In a mayoral election filled with Anthony Weiner, Anthony Weiner, and more Anthony Weiner, it’s easy to forget that there are other Democratic candidates running for mayor of New York City this November.
But among likely Democratic voters, New York City’s Public Advocate Bill de Blasio has now jumped to second place behind City Council Speaker Christine Quinn, according to Quinnipiac University’s most recent poll. Weiner has dropped to fourth place.
His candidacy might not be the most glamorous or exciting one, but de Blasio’s platform is one of the most direct rejections of Bloomberg’s New York.
“I am not satisfied with the status quo. Wherever I go, we are living a tale of two cities, we have the greatest income disparity since the Great Depression,” de Blasio said in an interview with MetroFocus host Rafael Pi Roman. “We can’t have a city where the rich get richer and the poor get poorer and the disparities sharpen and expect to succeed and expect it to be a place really open to everyone.”
It’s a difficult position to take for de Blasio to remind us of the glaring issues in the city, when polls show that more and more New Yorkers believe it is heading in the right direction, according to the New York Times. Plus, de Blasio is up against more well-known candidates like Quinn and former comptroller Bill Thompson, one of whom could be the first woman and openly gay mayor, and the other of whom has a large minority voter base.
But de Blasio criticizes his competitors for being unwilling and unable to change Bloomberg’s legacy. In an interview with Huffington Post’s Ahmed Shihab-Eldin, de Blasio labeled Christine Quinn as Bloomberg’s “chief ally” whose reforms for a living wage weren’t good enough for the city’s workers.
“Her version of living wage legislation simply means that if we subsidize the company with taxpayer dollars, they have to pay a decent wage,” he said. “Her version of that reaches about 500 workers. We need to reach tens of thousands of workers with that legislation.” He also condemned Quinn and Thompson for not doing enough to reform the city’s stop-and-frisk policies.

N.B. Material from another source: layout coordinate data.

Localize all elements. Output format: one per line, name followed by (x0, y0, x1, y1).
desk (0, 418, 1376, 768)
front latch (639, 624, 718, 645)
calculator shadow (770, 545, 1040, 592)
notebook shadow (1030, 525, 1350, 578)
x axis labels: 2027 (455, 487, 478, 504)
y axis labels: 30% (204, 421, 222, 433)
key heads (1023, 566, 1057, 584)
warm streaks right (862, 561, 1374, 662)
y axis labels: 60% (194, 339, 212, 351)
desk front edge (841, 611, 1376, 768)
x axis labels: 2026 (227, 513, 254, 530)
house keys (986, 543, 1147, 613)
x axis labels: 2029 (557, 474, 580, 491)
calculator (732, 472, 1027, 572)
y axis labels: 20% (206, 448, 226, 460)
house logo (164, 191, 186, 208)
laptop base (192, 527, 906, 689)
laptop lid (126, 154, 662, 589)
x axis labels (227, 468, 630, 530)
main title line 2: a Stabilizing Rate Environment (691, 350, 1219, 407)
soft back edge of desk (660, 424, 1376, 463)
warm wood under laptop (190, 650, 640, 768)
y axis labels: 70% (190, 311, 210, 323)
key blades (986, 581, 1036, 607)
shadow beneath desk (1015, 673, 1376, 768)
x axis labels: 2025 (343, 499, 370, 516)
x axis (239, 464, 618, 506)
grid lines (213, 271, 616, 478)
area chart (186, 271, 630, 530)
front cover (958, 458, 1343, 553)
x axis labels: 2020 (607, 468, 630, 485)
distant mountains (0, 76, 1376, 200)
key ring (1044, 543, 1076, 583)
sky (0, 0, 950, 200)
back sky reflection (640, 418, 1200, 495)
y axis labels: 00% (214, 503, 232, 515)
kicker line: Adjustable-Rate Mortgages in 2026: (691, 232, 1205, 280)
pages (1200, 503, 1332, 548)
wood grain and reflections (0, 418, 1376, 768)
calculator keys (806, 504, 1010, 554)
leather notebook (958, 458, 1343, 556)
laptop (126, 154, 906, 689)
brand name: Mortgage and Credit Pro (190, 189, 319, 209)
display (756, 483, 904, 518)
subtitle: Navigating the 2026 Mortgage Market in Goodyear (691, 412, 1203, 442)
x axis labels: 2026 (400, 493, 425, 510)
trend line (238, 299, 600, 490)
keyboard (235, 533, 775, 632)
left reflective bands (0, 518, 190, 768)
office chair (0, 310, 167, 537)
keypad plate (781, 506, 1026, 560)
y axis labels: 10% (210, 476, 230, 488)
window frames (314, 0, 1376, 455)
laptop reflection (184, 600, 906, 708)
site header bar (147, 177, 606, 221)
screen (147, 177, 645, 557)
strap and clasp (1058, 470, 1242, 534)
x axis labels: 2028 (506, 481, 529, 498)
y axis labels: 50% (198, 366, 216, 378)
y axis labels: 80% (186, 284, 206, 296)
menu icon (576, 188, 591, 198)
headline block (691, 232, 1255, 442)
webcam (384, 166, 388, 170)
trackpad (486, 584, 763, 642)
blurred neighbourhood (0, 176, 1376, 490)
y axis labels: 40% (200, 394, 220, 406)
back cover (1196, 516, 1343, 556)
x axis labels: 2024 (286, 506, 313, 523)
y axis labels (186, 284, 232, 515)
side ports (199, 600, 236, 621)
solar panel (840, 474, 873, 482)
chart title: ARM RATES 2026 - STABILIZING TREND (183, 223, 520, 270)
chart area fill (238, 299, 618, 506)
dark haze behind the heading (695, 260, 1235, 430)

“We have a form of stop and frisk where almost 90% of those stopped are innocent in every way, shape, or form,” de Blasio said to MetroFocus. "It is not based on a suspect description, it’s a broad-brush approach that has alienated communities from police and has violated the civil liberties of a lot of everyday New Yorkers.” He believes that the city needs an inspector general to oversee the NYPD, a new police commissioner, and a racial profiling bill.
Bill de Blasio’s chances against his Democratic rivals are still uncertain. But just last month, he was arrested during a sit-in protest against the closure of Brooklyn’s Long Island College Hospital, the latest in the surge of city hospital closures. If that’s any indication of his determination, he’s definitely not going down without a fight.